Human cattle seem to have a need to be led, whether by "experts," bullies, religious, or what have you. Independent thinking is very rare and one must not confuse obstinacy with independence. Most of the reason the blight-wing has been, and will continue to be, such a dismal failure is because each believes his piece of the shattered mirror to be the whole. All have a god complex and thus feel that they have nothing to learn from each other. Revisionists, for example, love to babble about the unprovable. The glans-heads do little other than attempt to prove how bad and ugly they are. Then there are those who invent bizarre religious cults as if any god ever gave two cents what happened to we foolish mortals.

Julius Streicher had his own political party, swastika and all. When it became obvious that Adolf Hitler was a better leader, Streicher joined Hitler's ranks. This is what one could naturally expect from people who were cause oriented. America's bone-heads, skin-heads, freak-heads, Nazis, true-jews, Thor hammerites, kooky klanners, and so on and so forth, are only ego driven and hence perpetually immune from cooperation of any kind. Ernst Zündel summed it up best, "I am the cause!" (If I were a jew, I'd oppose none of them for they all are on the path of self-destruction. It's perhaps an inner necessity born of their general uselessness.)

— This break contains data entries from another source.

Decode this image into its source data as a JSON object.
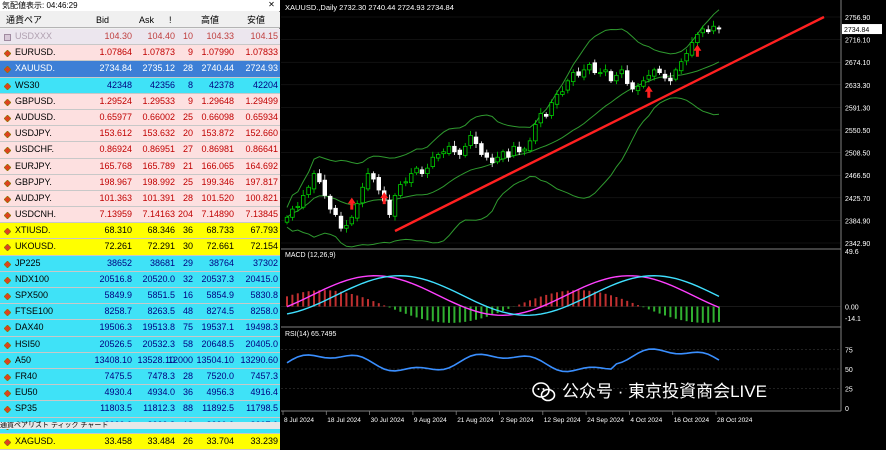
{
  "market_watch": {
    "title": "気配値表示: 04:46:29",
    "headers": {
      "symbol": "通貨ペア",
      "bid": "Bid",
      "ask": "Ask",
      "spread": "!",
      "high": "高値",
      "low": "安値"
    },
    "rows": [
      {
        "symbol": "USDXXX",
        "bid": "104.30",
        "ask": "104.40",
        "spread": "10",
        "high": "104.33",
        "low": "104.15",
        "bg": "#ece6ee",
        "fg": "#c04040",
        "disabled": true
      },
      {
        "symbol": "EURUSD.",
        "bid": "1.07864",
        "ask": "1.07873",
        "spread": "9",
        "high": "1.07990",
        "low": "1.07833",
        "bg": "#fde0e0",
        "fg": "#c00000"
      },
      {
        "symbol": "XAUUSD.",
        "bid": "2734.84",
        "ask": "2735.12",
        "spread": "28",
        "high": "2740.44",
        "low": "2724.93",
        "bg": "#3d7fd6",
        "fg": "#ffffff"
      },
      {
        "symbol": "WS30",
        "bid": "42348",
        "ask": "42356",
        "spread": "8",
        "high": "42378",
        "low": "42204",
        "bg": "#3fe2f7",
        "fg": "#000080"
      },
      {
        "symbol": "GBPUSD.",
        "bid": "1.29524",
        "ask": "1.29533",
        "spread": "9",
        "high": "1.29648",
        "low": "1.29499",
        "bg": "#fde0e0",
        "fg": "#c00000"
      },
      {
        "symbol": "AUDUSD.",
        "bid": "0.65977",
        "ask": "0.66002",
        "spread": "25",
        "high": "0.66098",
        "low": "0.65934",
        "bg": "#fde0e0",
        "fg": "#c00000"
      },
      {
        "symbol": "USDJPY.",
        "bid": "153.612",
        "ask": "153.632",
        "spread": "20",
        "high": "153.872",
        "low": "152.660",
        "bg": "#fde0e0",
        "fg": "#c00000"
      },
      {
        "symbol": "USDCHF.",
        "bid": "0.86924",
        "ask": "0.86951",
        "spread": "27",
        "high": "0.86981",
        "low": "0.86641",
        "bg": "#fde0e0",
        "fg": "#c00000"
      },
      {
        "symbol": "EURJPY.",
        "bid": "165.768",
        "ask": "165.789",
        "spread": "21",
        "high": "166.065",
        "low": "164.692",
        "bg": "#fde0e0",
        "fg": "#c00000"
      },
      {
        "symbol": "GBPJPY.",
        "bid": "198.967",
        "ask": "198.992",
        "spread": "25",
        "high": "199.346",
        "low": "197.817",
        "bg": "#fde0e0",
        "fg": "#c00000"
      },
      {
        "symbol": "AUDJPY.",
        "bid": "101.363",
        "ask": "101.391",
        "spread": "28",
        "high": "101.520",
        "low": "100.821",
        "bg": "#fde0e0",
        "fg": "#c00000"
      },
      {
        "symbol": "USDCNH.",
        "bid": "7.13959",
        "ask": "7.14163",
        "spread": "204",
        "high": "7.14890",
        "low": "7.13845",
        "bg": "#fde0e0",
        "fg": "#c00000"
      },
      {
        "symbol": "XTIUSD.",
        "bid": "68.310",
        "ask": "68.346",
        "spread": "36",
        "high": "68.733",
        "low": "67.793",
        "bg": "#ffff00",
        "fg": "#000000"
      },
      {
        "symbol": "UKOUSD.",
        "bid": "72.261",
        "ask": "72.291",
        "spread": "30",
        "high": "72.661",
        "low": "72.154",
        "bg": "#ffff00",
        "fg": "#000000"
      },
      {
        "symbol": "JP225",
        "bid": "38652",
        "ask": "38681",
        "spread": "29",
        "high": "38764",
        "low": "37302",
        "bg": "#3fe2f7",
        "fg": "#000080"
      },
      {
        "symbol": "NDX100",
        "bid": "20516.8",
        "ask": "20520.0",
        "spread": "32",
        "high": "20537.3",
        "low": "20415.0",
        "bg": "#3fe2f7",
        "fg": "#000080"
      },
      {
        "symbol": "SPX500",
        "bid": "5849.9",
        "ask": "5851.5",
        "spread": "16",
        "high": "5854.9",
        "low": "5830.8",
        "bg": "#3fe2f7",
        "fg": "#000080"
      },
      {
        "symbol": "FTSE100",
        "bid": "8258.7",
        "ask": "8263.5",
        "spread": "48",
        "high": "8274.5",
        "low": "8258.0",
        "bg": "#3fe2f7",
        "fg": "#000080"
      },
      {
        "symbol": "DAX40",
        "bid": "19506.3",
        "ask": "19513.8",
        "spread": "75",
        "high": "19537.1",
        "low": "19498.3",
        "bg": "#3fe2f7",
        "fg": "#000080"
      },
      {
        "symbol": "HSI50",
        "bid": "20526.5",
        "ask": "20532.3",
        "spread": "58",
        "high": "20648.5",
        "low": "20405.0",
        "bg": "#3fe2f7",
        "fg": "#000080"
      },
      {
        "symbol": "A50",
        "bid": "13408.10",
        "ask": "13528.10",
        "spread": "12000",
        "high": "13504.10",
        "low": "13290.60",
        "bg": "#3fe2f7",
        "fg": "#000080"
      },
      {
        "symbol": "FR40",
        "bid": "7475.5",
        "ask": "7478.3",
        "spread": "28",
        "high": "7520.0",
        "low": "7457.3",
        "bg": "#3fe2f7",
        "fg": "#000080"
      },
      {
        "symbol": "EU50",
        "bid": "4930.4",
        "ask": "4934.0",
        "spread": "36",
        "high": "4956.3",
        "low": "4916.4",
        "bg": "#3fe2f7",
        "fg": "#000080"
      },
      {
        "symbol": "SP35",
        "bid": "11803.5",
        "ask": "11812.3",
        "spread": "88",
        "high": "11892.5",
        "low": "11798.5",
        "bg": "#3fe2f7",
        "fg": "#000080"
      },
      {
        "symbol": "AU200",
        "bid": "8222.0",
        "ask": "8223.8",
        "spread": "18",
        "high": "8230.0",
        "low": "8207.0",
        "bg": "#3fe2f7",
        "fg": "#000080"
      },
      {
        "symbol": "XAGUSD.",
        "bid": "33.458",
        "ask": "33.484",
        "spread": "26",
        "high": "33.704",
        "low": "33.239",
        "bg": "#ffff00",
        "fg": "#000000"
      }
    ],
    "tabs": "通貨ペアリスト   ティック チャート"
  },
  "chart": {
    "header": "XAUUSD.,Daily  2732.30 2740.44 2724.93 2734.84",
    "price_labels": [
      "2756.90",
      "2716.10",
      "2674.10",
      "2633.30",
      "2591.30",
      "2550.50",
      "2508.50",
      "2466.50",
      "2425.70",
      "2384.90",
      "2342.90"
    ],
    "current_price_label": "2734.84",
    "dates": [
      "8 Jul 2024",
      "18 Jul 2024",
      "30 Jul 2024",
      "9 Aug 2024",
      "21 Aug 2024",
      "2 Sep 2024",
      "12 Sep 2024",
      "24 Sep 2024",
      "4 Oct 2024",
      "16 Oct 2024",
      "28 Oct 2024"
    ],
    "macd_label": "MACD (12,26,9)",
    "macd_scale": [
      "49.6",
      "0.00",
      "-14.1"
    ],
    "rsi_label": "RSI(14) 65.7495",
    "rsi_scale": [
      "75",
      "50",
      "25",
      "0"
    ],
    "colors": {
      "bull": "#00d200",
      "bear": "#ffffff",
      "trend": "#ff2020",
      "bands": "#2f9a2f",
      "macd_line": "#ff40ff",
      "signal": "#40e0ff",
      "rsi": "#3a8fff",
      "arrow": "#ff2020"
    }
  },
  "chart_data": [
    {
      "type": "candlestick",
      "title": "XAUUSD.,Daily",
      "xlabel": "",
      "ylabel": "",
      "ylim": [
        2342.9,
        2756.9
      ],
      "x_ticks": [
        "8 Jul 2024",
        "18 Jul 2024",
        "30 Jul 2024",
        "9 Aug 2024",
        "21 Aug 2024",
        "2 Sep 2024",
        "12 Sep 2024",
        "24 Sep 2024",
        "4 Oct 2024",
        "16 Oct 2024",
        "28 Oct 2024"
      ],
      "last": {
        "open": 2732.3,
        "high": 2740.44,
        "low": 2724.93,
        "close": 2734.84
      },
      "close_path": [
        2390,
        2405,
        2410,
        2430,
        2445,
        2470,
        2455,
        2430,
        2405,
        2395,
        2370,
        2375,
        2390,
        2415,
        2445,
        2470,
        2460,
        2440,
        2420,
        2395,
        2430,
        2450,
        2455,
        2470,
        2480,
        2470,
        2480,
        2500,
        2505,
        2510,
        2520,
        2510,
        2505,
        2520,
        2540,
        2525,
        2505,
        2500,
        2490,
        2500,
        2510,
        2500,
        2520,
        2510,
        2515,
        2530,
        2560,
        2580,
        2575,
        2600,
        2615,
        2620,
        2640,
        2655,
        2650,
        2660,
        2670,
        2655,
        2655,
        2660,
        2640,
        2650,
        2660,
        2635,
        2625,
        2630,
        2640,
        2650,
        2660,
        2655,
        2645,
        2640,
        2660,
        2675,
        2690,
        2710,
        2725,
        2735,
        2730,
        2740,
        2735
      ]
    },
    {
      "type": "line",
      "title": "MACD (12,26,9)",
      "ylim": [
        -14.1,
        49.6
      ]
    },
    {
      "type": "line",
      "title": "RSI(14) 65.7495",
      "ylim": [
        0,
        100
      ],
      "value": 65.7495
    }
  ],
  "watermark": "公众号 · 東京投資商会LIVE"
}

I used to put up on the chalkboard, during some of my math classes, a string of digits which I claimed was an decimal approximation of Pi (the ratio of the circumference of a circle to its diameter). The first 12 digits were correct but the remaining 100, or so, were merely random picks. The students were then asked to accept this number or reject it. It would be an article of faith on their part and I emphasized that. One either believed my number was true, or he did not. It was all a matter of faith except for those precious rare souls who would spend the time and energy to verify what I had written.

We need to increase the number of rare souls.